Spencer Krug
Same Fangs
- Pronounced Kroog
- 2026
- 39 minutes
Depuis un peu plus de vingt ans, Spencer Krug livre dans la musique de qualité. Même si de nombreux mélomanes le connaissent surtout à travers Wolf Parade ou peut-être Sunset Rubdown, je suis surtout entré dans l’univers de Krug à travers le magnifique Julia With Blue Jeans On sous son pseudonyme Moonface en 2013. Depuis, Krug, tel l’électron libre qu’il est, a continué de créer en solo, a réuni Wolf Parade et a même réuni Sunset Rubdown pour une série de concerts en 2023 avant de lancer un album en 2024.
S’il fallait rapprocher Same Fangs d’un projet de Krug, c’est sans contredit Julia With Blue Jeans On. On y retrouve la sobriété qui nous avait séduits à l’époque, alors que, la plupart du temps, il est en solo au piano avec un accompagnement minimal, que ce soit à travers la voix d’Elbow Kiss ou encore avec des synthétiseurs. Un bon exemple de cela est Pinecone King, où la voix légèrement falsetto de Krug est accompagnée du piano et de la voix d’Elbow Kiss. Mais on ne se fait jamais duper, c’est Krug qui occupe la place centrale.

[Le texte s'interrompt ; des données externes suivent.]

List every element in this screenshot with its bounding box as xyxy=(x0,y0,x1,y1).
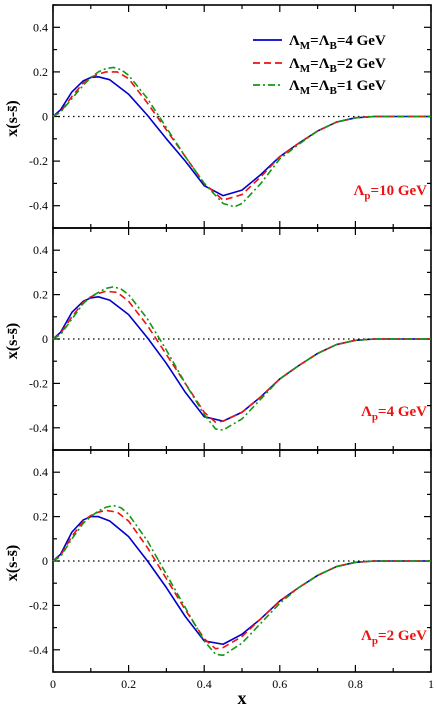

Même quand il ajoute un peu plus de fioritures, ça demeure très simple pour Krug sur Same Fangs. C’est le cas sur Timebomb, le premier extrait paru de l’album. On y entend Krug, qui chante sur un piano distorsionné où sa voix occupe l’espace central où il nous parle qu’il pensait que réécouter une chanson en auto lui permettait de trouver un sens plus profond qu’il pouvait écrire par la suite. Ce qui est intéressant, c’est qu’il lève le voile sur une errance dans son processus créatif par le passé et une leçon qu’il en a tirée. Puis, il fait référence à lui-même sur Listening to Music in Cars 2.5 (All the Tired Horses), où il explique que la pièce d’origine n’était pas si bonne. Puis, il réfère à Timebomb. Toute est dans toute. Ce qui est intéressant, c’est qu’on se fait aspirer dans un monde où c’est le processus de Krug, de manière très personnelle, qui est mis de l’avant. C’est un peu méta. C’est aussi franchement efficace.
Pour les quelques fois où Spencer Krug va dans l’arrangement, il nous livre de belles choses. C’est le cas sur Hasn’t it Always, qui mise sur des cordes dynamiques. Berserker Mode mise sur quelques percussions et surtout sur une excellente mélodie vocale. Encore une fois, sur cette pièce et comme sur le reste de l’album, ce qui ressort d’abord et avant tout, c’est Spencer Krug qui brille avec ses grandes qualités de mélodiste et son interprétation intense qui ne verse jamais dans le mélodramatique.
Spencer Krug continue de naviguer les voies de la création artistique avec adresse et le démontre avec habileté sur Same Fangs. S’il y a une chose qu’on peut dire de cet album, c’est qu’il n’est certainement pas pareil, même s’il reste dans l’imaginaire créatif de Krug. Ça vaut entièrement le détour.